I’ve always worked in healthcare settings, wanting to be part of an industry that was focused on helping people, but after the death of my father in 2009, my relationship with healthcare changed. Prior to his death, I was content to work on the business side in various financial and management roles. I’m well organized, analytical and a problem solver by nature and there was never any shortage of available positions as I made my way up the career ladder. After moving to Portland in the early 90’s I added a post-baccalaureate certificate in accounting to my existing psychology degree in an effort to legitimize myself as I pursued healthcare finance roles.
And then things changed. My father started to show signs of illness in the late 1990’s and it would be 11 years before his disease, Progressive Supranuclear Palsy (PSP), would take his life at age 73. What is PSP? He and my mother were able to manage his care for the first five years or so, but as his mobility became increasingly limited and his care needs increased it became clear they would need more help. Living the furthest away, but having more of a background in this area than any of my siblings, at least I worked in the healthcare industry; I took the lead investigating various care options.

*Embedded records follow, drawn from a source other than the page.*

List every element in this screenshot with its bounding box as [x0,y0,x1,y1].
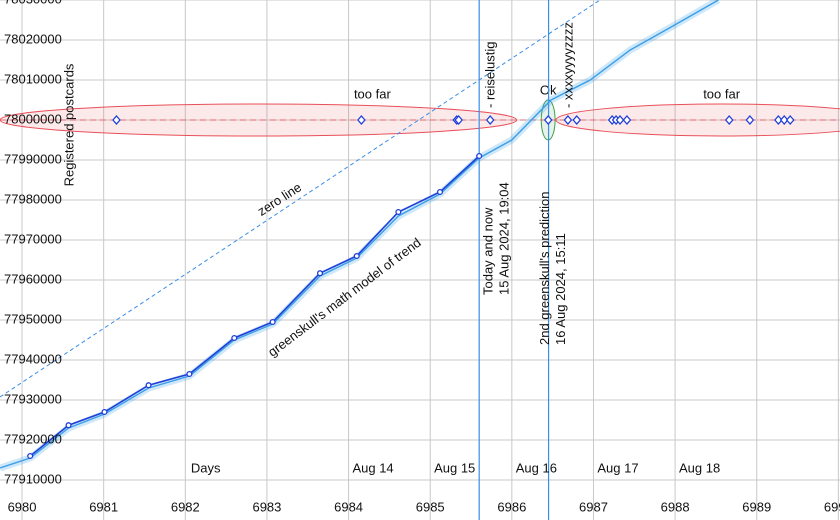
y-axis-title: Registered postcards [61,63,76,186]
guess-marker [785,115,795,125]
data-point [186,370,193,378]
x-tick-label: 6982 [171,499,200,514]
x-tick-label: 6987 [579,499,608,514]
x-tick-label: 6985 [416,499,445,514]
data-point [476,152,483,160]
guess-label: - reiselustig [483,42,498,108]
date-label: Aug 18 [679,460,720,475]
data-point [269,318,276,326]
y-tick-label: 77920000 [4,431,62,446]
guess-marker [543,115,553,125]
x-tick-label: 6984 [334,499,363,514]
x-tick-label: 6981 [89,499,118,514]
guess-marker [615,115,625,125]
guess-marker [724,115,734,125]
data-point [231,334,238,342]
data-point [353,252,360,260]
data-point [65,422,72,429]
x-tick-label: 6988 [661,499,690,514]
guess-marker [622,115,632,125]
guess-marker [454,115,464,125]
marker-label: 15 Aug 2024, 19:04 [497,182,512,295]
zero-line [0,0,601,398]
y-tick-label: 77950000 [4,311,62,326]
guess-marker [745,115,755,125]
data-line [29,155,480,457]
y-tick-label: 78030000 [4,0,62,6]
date-label: Days [191,460,221,475]
y-tick-label: 78010000 [4,71,62,86]
data-point [316,270,324,277]
x-tick-label: 6989 [742,499,771,514]
data-point [27,452,34,460]
data-point [145,382,152,389]
marker-label: 16 Aug 2024, 15:11 [553,233,568,345]
date-label: Aug 14 [352,460,393,475]
trend-band [0,0,721,472]
y-tick-label: 77980000 [4,191,62,206]
data-point [395,208,402,216]
region-label: too far [703,86,741,101]
x-tick-label: 6983 [252,499,281,514]
series-label: greenskull's math model of trend [265,235,424,360]
guess-marker [357,115,366,125]
data-point [436,188,444,196]
y-tick-label: 78000000 [4,111,62,126]
region [555,103,840,137]
region-label: too far [354,86,392,101]
data-point [101,408,108,416]
x-tick-label: 6986 [497,499,526,514]
series-label: zero line [255,179,304,218]
y-tick-label: 78020000 [4,31,62,46]
marker-label: 2nd greenskull's prediction [537,191,552,345]
guess-marker [572,115,582,125]
region [0,103,518,137]
guess-marker [774,115,783,125]
x-tick-label: 6990 [824,499,840,514]
guess-marker [563,115,573,125]
y-tick-label: 77910000 [4,471,62,486]
x-tick-label: 6980 [8,499,37,514]
date-label: Aug 16 [516,460,557,475]
marker-label: Today and now [481,207,496,295]
guess-marker [112,115,121,125]
guess-marker [779,115,789,125]
y-tick-label: 77960000 [4,271,62,286]
y-tick-label: 77970000 [4,231,62,246]
date-label: Aug 15 [434,460,475,475]
y-tick-label: 77940000 [4,351,62,366]
guess-label: - xxxxyyyyzzzz [560,22,575,108]
guess-marker [485,115,495,125]
date-label: Aug 17 [597,460,638,475]
y-tick-label: 77990000 [4,151,62,166]
trend-line [0,0,719,469]
y-tick-label: 77930000 [4,391,62,406]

I helped my parents’ interview and set up in-home care providers and assisted them in evaluating their finances. Being that most of their expenses were out-of-pocket with little covered by Medicare, what they could afford didn’t last long. Within a year my father qualified for state assistance and was moved to a nursing home where he lived his few remaining years. My family and I were fortunate to be by his side during his final hours and it was not long after that I realized I wanted to give meaning to both his life and mine by becoming an advocate for older adults in similar situations.

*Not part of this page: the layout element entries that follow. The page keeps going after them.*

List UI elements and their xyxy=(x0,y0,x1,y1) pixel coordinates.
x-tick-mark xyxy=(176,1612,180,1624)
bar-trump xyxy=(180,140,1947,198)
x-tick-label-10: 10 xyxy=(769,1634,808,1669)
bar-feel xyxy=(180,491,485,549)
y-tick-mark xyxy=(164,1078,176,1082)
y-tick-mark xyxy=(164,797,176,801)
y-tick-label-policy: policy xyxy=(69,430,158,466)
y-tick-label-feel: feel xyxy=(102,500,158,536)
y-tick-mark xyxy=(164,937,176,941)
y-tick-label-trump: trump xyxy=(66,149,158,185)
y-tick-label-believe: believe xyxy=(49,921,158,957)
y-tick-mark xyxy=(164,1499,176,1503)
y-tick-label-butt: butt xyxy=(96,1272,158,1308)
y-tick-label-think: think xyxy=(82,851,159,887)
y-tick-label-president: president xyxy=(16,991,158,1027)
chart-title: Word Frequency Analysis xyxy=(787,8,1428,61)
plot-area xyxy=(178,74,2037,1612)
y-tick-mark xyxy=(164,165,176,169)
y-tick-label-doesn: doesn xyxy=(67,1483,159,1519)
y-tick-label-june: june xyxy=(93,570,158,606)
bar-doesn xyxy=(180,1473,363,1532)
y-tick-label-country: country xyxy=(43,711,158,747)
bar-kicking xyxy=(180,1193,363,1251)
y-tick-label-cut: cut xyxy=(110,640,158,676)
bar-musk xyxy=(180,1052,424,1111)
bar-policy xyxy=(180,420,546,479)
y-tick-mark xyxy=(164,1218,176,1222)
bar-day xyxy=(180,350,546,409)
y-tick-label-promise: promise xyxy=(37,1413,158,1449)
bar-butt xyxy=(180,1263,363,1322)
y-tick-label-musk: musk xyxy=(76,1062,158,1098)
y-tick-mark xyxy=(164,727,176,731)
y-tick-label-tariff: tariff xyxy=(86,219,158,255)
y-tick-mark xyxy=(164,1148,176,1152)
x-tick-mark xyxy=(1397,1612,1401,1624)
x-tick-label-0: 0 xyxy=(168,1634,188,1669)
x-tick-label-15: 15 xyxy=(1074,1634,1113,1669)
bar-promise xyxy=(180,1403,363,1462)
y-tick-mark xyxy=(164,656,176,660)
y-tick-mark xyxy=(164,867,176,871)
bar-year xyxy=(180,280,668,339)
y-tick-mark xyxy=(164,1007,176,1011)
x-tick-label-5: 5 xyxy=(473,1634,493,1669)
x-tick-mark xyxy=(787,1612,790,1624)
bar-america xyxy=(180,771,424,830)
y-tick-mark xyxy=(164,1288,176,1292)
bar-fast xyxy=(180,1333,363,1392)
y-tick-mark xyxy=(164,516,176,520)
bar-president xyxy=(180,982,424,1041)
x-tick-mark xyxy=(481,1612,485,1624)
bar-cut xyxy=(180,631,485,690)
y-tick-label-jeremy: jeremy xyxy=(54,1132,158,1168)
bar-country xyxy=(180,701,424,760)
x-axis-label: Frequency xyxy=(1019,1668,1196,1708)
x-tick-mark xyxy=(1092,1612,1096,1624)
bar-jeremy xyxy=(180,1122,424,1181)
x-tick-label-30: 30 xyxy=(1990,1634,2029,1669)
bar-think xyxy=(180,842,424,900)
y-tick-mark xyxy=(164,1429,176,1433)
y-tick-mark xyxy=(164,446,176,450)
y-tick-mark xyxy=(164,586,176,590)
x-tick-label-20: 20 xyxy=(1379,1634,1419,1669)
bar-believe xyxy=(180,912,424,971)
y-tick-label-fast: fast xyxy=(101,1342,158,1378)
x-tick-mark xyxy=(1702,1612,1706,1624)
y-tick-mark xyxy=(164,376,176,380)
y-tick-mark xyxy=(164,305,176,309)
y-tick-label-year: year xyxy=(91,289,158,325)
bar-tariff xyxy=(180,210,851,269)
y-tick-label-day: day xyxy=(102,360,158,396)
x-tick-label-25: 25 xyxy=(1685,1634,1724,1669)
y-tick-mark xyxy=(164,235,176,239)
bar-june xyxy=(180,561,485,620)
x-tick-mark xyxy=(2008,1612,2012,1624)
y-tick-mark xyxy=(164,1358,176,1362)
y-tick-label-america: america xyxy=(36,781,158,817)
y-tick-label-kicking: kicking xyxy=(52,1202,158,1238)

For me, this very personal story was the catalyst for a career change that had been brewing for years. I’d finally found my passion and was excited to pursue the work I felt I’d been born to do, geriatric social work. I decided to step down from my 60+ hours/week management job and was fortunate to find a staff level analyst job at the same employer that would allow me the flexibility to attend school part-time while taking full advantage of my employer’s tuition reimbursement program. In the Fall of 2011, I started a Graduate Certificate in Gerontology at Portland State University (PSU). I am currently finishing the program’s last requirement, my student internship at AARP, but that won’t be the end of my academic pursuits. I also hope to attain a Masters in Social Work (MSW) from PSU. PSU MSW and Gerontology programs The program is extremely competitive, being the only one of its kind in Oregon. Unfortunately my application was denied for admission this Fall. After going through the usual shock, disappointment, sadness and anger I made my way back to action and met with the MSW admissions director to discuss next steps. I plan to apply again next year should my request for reconsideration prove unsuccessful.
When you finally find your passion, your dreams can’t be denied and there is no substitute for advocating for oneself. Wish me luck!